One would not expect a film about an unlikely hit man to be one of the year’s sexiest meditations on the nature of identity, but here we are. Richard Linklater latest film Hit Man is a breezy comedy-romance that weaves philosophical questions into its tale loosely based on a true story.
The plot revolves around Gary Johnson (Glen Powell), a philosophy professor who is by all measures utterly forgettable. When not conducting lectures on theories of morality and the nature of the self (his cats are aptly named ID and EGO), Johnson moonlights as a tech expert with the local police. Camped out in surveillance vans, he ensures that all the recording devices are functioning properly in undercover sting operations. However, when one of the top undercover officers, the morally corrupt Jasper (Austin Amelio), gets suspended for using excessive force on a teenager moments before the next sting, Johnson finds himself filling in last minute.
Pretending to be a hit man for hire, Johnson must use everything he remembers from movies and his surveillance experience to convince the unsuspecting mark that he is the real deal. To his own surprise, it turns out that Johnson is quite good at role playing. Soon he is helping to rack up arrests and constructing a roster of characters to fit each clients’ needs. While the lawyers for those he helps arrest claim he is participating in police entrapment, Johnson believes that he is merely catching individuals who had already made up their minds to commit a crime.

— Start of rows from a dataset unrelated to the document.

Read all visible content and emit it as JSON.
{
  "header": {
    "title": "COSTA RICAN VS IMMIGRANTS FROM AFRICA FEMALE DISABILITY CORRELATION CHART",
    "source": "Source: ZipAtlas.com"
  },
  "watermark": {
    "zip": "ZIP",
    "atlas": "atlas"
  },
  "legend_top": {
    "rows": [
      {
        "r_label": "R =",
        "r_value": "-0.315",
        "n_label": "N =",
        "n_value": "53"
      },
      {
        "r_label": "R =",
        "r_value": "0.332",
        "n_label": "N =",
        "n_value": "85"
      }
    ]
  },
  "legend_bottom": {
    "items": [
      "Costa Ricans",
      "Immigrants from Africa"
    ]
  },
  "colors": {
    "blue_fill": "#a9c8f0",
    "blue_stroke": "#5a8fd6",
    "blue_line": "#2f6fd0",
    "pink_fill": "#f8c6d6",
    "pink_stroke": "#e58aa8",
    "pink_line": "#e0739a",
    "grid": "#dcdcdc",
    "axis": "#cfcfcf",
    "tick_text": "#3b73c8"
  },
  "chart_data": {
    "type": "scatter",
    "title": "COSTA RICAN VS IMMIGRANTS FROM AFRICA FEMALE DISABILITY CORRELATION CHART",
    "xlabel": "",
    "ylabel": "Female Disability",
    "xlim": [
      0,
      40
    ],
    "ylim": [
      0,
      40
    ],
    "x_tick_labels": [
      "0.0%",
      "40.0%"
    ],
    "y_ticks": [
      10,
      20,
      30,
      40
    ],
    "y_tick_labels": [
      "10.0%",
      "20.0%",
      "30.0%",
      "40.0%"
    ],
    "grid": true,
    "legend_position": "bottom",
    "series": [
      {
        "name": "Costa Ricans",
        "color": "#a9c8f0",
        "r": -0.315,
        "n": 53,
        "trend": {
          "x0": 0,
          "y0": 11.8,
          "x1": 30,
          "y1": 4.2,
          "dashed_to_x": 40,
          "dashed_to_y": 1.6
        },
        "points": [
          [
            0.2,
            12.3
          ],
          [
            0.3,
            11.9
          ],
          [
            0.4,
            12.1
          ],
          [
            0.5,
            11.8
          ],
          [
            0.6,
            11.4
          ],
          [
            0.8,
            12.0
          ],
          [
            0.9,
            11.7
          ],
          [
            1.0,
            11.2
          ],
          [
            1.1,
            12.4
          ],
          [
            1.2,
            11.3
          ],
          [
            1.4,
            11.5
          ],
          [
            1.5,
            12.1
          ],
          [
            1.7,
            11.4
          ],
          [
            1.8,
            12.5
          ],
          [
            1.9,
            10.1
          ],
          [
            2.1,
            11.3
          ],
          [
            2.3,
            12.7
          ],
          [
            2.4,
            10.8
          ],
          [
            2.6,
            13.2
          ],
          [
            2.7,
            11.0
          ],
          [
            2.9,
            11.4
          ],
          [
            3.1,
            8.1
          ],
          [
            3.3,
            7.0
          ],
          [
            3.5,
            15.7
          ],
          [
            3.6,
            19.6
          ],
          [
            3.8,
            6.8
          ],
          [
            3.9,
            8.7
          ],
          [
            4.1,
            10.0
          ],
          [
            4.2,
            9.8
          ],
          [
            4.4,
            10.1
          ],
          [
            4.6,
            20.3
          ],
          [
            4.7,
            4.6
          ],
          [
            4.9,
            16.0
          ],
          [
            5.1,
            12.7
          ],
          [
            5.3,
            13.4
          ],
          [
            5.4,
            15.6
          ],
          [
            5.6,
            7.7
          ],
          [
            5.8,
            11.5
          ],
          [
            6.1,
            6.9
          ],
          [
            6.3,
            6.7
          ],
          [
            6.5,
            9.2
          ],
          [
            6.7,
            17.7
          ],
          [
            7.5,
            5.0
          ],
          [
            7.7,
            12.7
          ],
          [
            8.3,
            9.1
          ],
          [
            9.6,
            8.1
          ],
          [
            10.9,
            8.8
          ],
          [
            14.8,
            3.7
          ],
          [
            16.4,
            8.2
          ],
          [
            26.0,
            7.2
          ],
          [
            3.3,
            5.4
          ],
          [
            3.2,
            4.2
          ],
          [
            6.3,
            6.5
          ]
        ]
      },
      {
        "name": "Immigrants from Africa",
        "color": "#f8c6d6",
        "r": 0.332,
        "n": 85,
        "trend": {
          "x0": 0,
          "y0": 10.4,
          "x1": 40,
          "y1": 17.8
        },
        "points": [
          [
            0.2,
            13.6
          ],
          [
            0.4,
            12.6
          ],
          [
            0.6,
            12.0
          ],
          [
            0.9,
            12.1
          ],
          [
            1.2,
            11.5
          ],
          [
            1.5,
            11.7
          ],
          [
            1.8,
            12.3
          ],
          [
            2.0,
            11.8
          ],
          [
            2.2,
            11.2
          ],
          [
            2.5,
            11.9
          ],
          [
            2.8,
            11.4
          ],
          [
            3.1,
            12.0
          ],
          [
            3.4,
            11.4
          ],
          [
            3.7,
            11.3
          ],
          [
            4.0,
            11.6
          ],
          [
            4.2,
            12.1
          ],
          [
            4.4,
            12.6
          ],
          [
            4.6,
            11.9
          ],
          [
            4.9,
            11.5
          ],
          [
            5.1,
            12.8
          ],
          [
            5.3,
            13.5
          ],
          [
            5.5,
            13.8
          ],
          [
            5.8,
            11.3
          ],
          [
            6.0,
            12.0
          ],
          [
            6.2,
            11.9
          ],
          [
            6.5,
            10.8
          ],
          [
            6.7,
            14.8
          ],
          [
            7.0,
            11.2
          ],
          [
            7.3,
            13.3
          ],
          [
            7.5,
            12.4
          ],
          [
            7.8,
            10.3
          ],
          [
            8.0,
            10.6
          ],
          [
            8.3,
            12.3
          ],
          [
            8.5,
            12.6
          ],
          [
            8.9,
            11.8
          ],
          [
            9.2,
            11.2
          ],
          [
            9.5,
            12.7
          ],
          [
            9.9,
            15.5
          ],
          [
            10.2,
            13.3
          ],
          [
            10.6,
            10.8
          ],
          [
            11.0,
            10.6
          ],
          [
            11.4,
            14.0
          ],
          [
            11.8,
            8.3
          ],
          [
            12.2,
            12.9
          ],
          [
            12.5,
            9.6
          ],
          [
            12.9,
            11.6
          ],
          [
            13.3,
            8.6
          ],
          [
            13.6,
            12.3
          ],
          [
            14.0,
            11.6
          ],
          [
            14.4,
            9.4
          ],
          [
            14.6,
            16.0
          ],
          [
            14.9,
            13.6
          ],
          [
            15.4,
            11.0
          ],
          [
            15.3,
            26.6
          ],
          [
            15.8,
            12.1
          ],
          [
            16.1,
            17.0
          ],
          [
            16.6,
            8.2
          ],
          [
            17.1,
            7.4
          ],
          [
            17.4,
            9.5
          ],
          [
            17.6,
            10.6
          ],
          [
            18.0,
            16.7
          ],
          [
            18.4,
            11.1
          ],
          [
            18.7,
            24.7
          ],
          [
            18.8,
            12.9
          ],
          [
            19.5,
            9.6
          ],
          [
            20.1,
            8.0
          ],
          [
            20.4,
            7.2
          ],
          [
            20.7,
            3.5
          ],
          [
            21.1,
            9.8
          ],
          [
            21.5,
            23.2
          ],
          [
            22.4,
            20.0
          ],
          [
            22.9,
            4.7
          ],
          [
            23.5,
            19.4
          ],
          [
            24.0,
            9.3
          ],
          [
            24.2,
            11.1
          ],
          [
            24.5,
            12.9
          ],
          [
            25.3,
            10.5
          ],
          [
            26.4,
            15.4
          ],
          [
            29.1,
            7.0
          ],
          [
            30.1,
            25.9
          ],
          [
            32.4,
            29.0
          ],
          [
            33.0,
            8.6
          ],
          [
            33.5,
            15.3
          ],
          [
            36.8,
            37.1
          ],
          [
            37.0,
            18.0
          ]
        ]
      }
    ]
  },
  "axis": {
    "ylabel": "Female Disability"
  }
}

His moral compass begins to falter though when, while undercover, he meets Madison (Adria Arjona), an attractive woman who is desperate to leave her abusive marriage. Finding himself drawn to her, he strategically convinces her to change her mind about hiring a killer before she can self-incriminate herself. Violating the standard police protocol, Johnson begins a secret relationship with Madison, who still believes he is someone else, that gets increasingly complicated when her ex, Ray (Evan Holtzman), refuses to move on without her.
Carrying a similar sexy cool vibe as Steven Soderbergh’s Out of Sight, part of what makes Hit Man such a treat is the insanely hot chemistry that Glen Powell and Adria Arjona share. As Johnson and Madison’s relationship evolves from one steamy encounter to the next, the audience feels as if they are the third wheel observing it all through the fingers that should be shielding our eyes. The chemistry not only sells the romantic beats, but also ensures that one remain invested in Johnson’s journey even when unsure if Madison can truly be trusted.

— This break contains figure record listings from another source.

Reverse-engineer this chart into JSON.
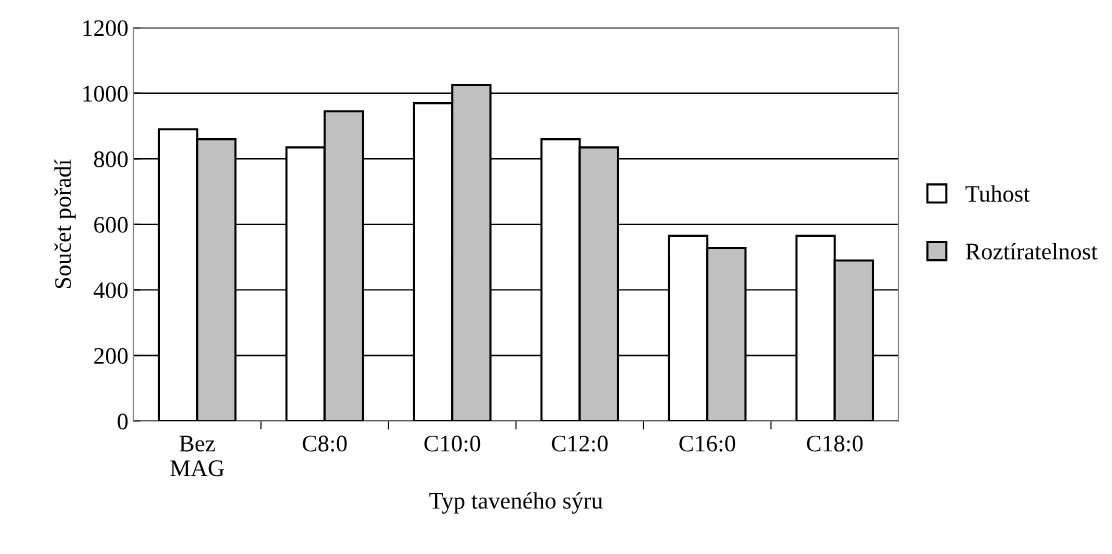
{
  "chart_data": {
    "type": "bar",
    "xlabel": "Typ taveného sýru",
    "ylabel": "Součet pořadí",
    "categories": [
      "Bez\nMAG",
      "C8:0",
      "C10:0",
      "C12:0",
      "C16:0",
      "C18:0"
    ],
    "series": [
      {
        "name": "Tuhost",
        "color": "#ffffff",
        "values": [
          890,
          835,
          970,
          860,
          565,
          565
        ]
      },
      {
        "name": "Roztíratelnost",
        "color": "#c0c0c0",
        "values": [
          860,
          945,
          1025,
          835,
          528,
          490
        ]
      }
    ],
    "ylim": [
      0,
      1200
    ],
    "yticks": [
      0,
      200,
      400,
      600,
      800,
      1000,
      1200
    ],
    "grid": "y",
    "legend": "right"
  }
}
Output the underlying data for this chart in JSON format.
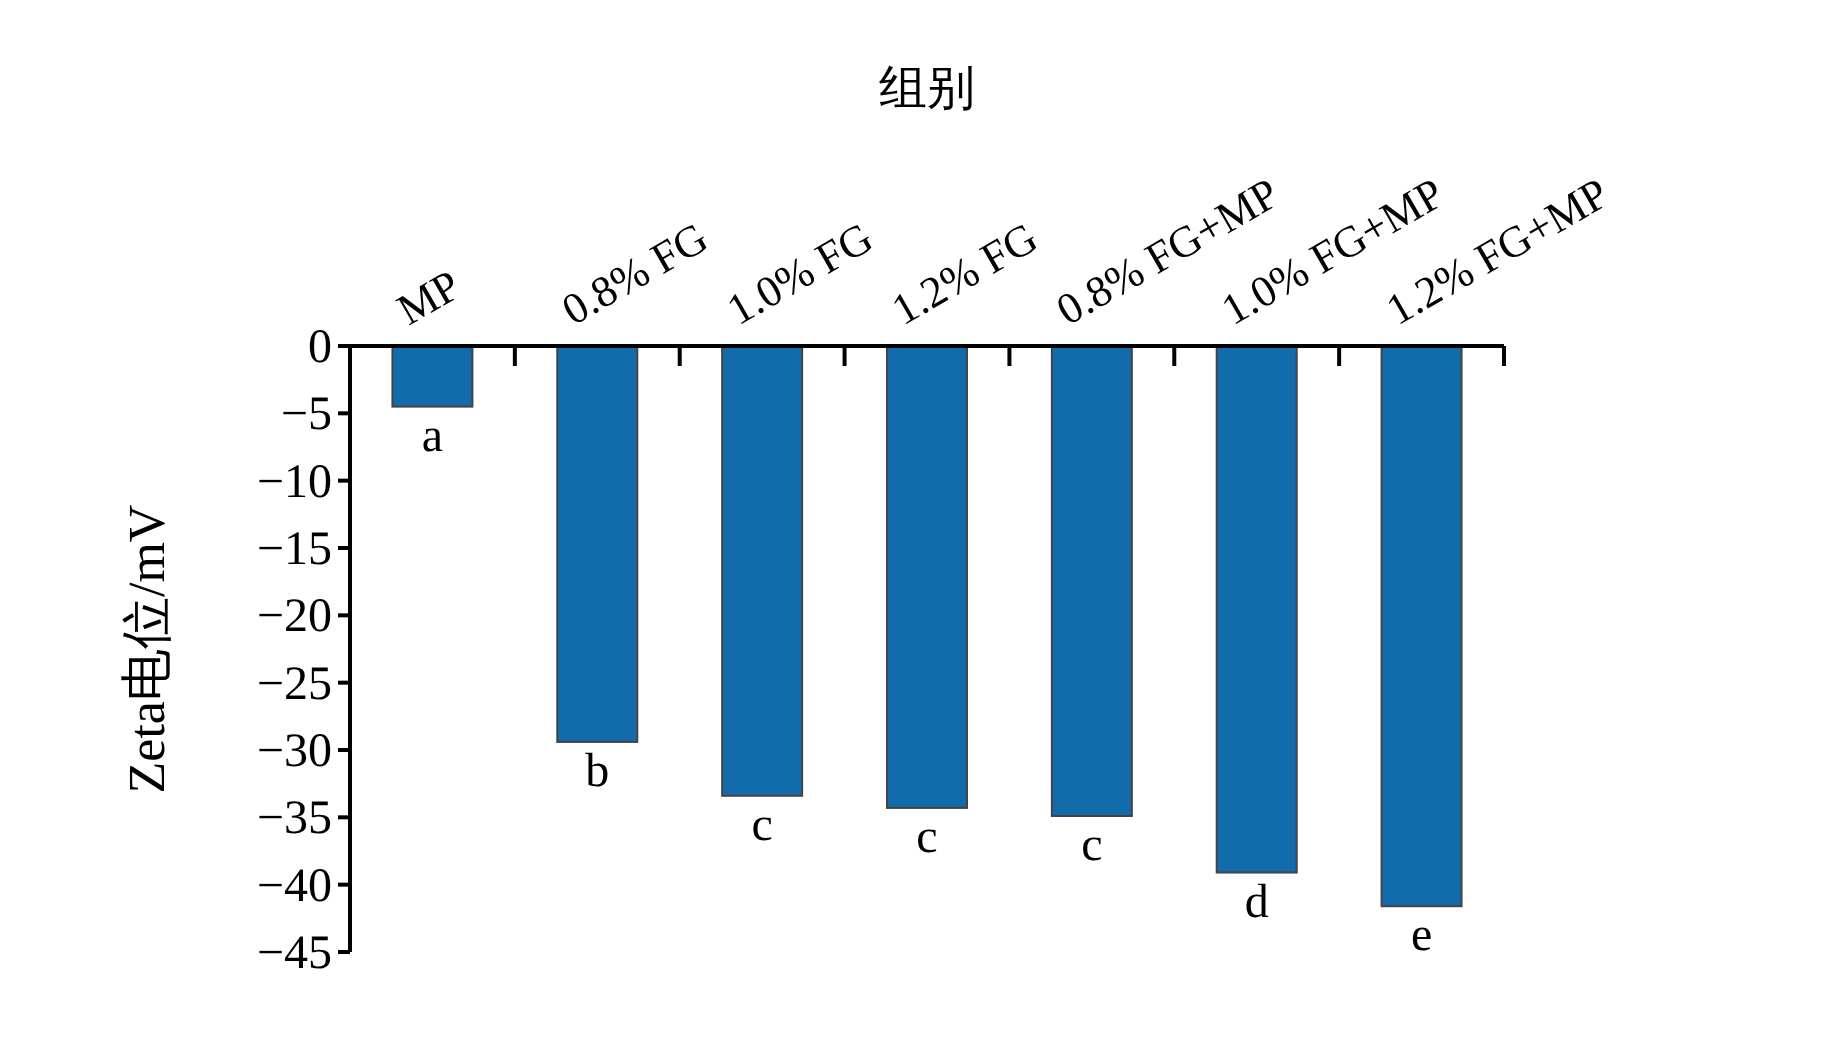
{
  "chart_data": {
    "type": "bar",
    "xlabel": "组别",
    "ylabel": "Zeta电位/mV",
    "categories": [
      "MP",
      "0.8% FG",
      "1.0% FG",
      "1.2% FG",
      "0.8% FG+MP",
      "1.0% FG+MP",
      "1.2% FG+MP"
    ],
    "values": [
      -4.5,
      -29.4,
      -33.4,
      -34.3,
      -34.9,
      -39.1,
      -41.6
    ],
    "color": "#126bab",
    "ylim": [
      -45,
      0
    ],
    "yticks": [
      0,
      {
        "value": -5,
        "label": "−5"
      },
      {
        "value": -10,
        "label": "−10"
      },
      {
        "value": -15,
        "label": "−15"
      },
      {
        "value": -20,
        "label": "−20"
      },
      {
        "value": -25,
        "label": "−25"
      },
      {
        "value": -30,
        "label": "−30"
      },
      {
        "value": -35,
        "label": "−35"
      },
      {
        "value": -40,
        "label": "−40"
      },
      {
        "value": -45,
        "label": "−45"
      }
    ],
    "value_labels": [
      "a",
      "b",
      "c",
      "c",
      "c",
      "d",
      "e"
    ]
  }
}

Powell’s convincing turn as Johnson, conveying an everyman appeal despite his roguish good looks, helps Linklater to explore themes of identity while also slowly raising the tension in the film. As Johnson’s lies begin to catch up with him, and the questionable motives of characters surface, one is never quite sure how he will get out of the jam he finds himself in. However, even in its most nail-biting moments, Hit Man remains a comedy first and foremost. Linklater ensures one is laughing even when sitting on the edge of the seat in suspense.

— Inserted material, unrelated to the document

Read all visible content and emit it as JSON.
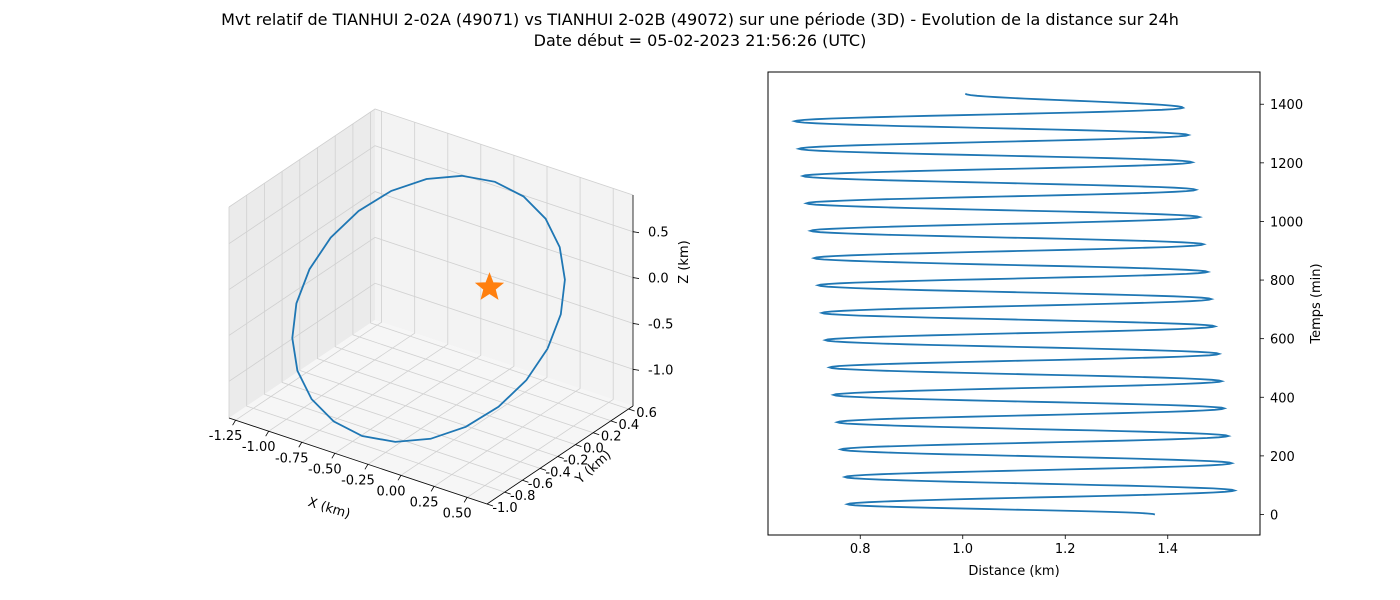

The lighter tone also allows the film to have fun in its exploration into this time period in Johnson’s life. Whether indulging in the various ways he constructs the psychology of his characters, noting cinema’s role in the hit man lore, or poking fun at the scenarios which compel average folks to seek assassins, Linklater’s film is full of spirited moments. An effortlessly charming film that is undeniably sexy, Hit Man reminds us that our identities are meaningless without having something or someone to be passionate about.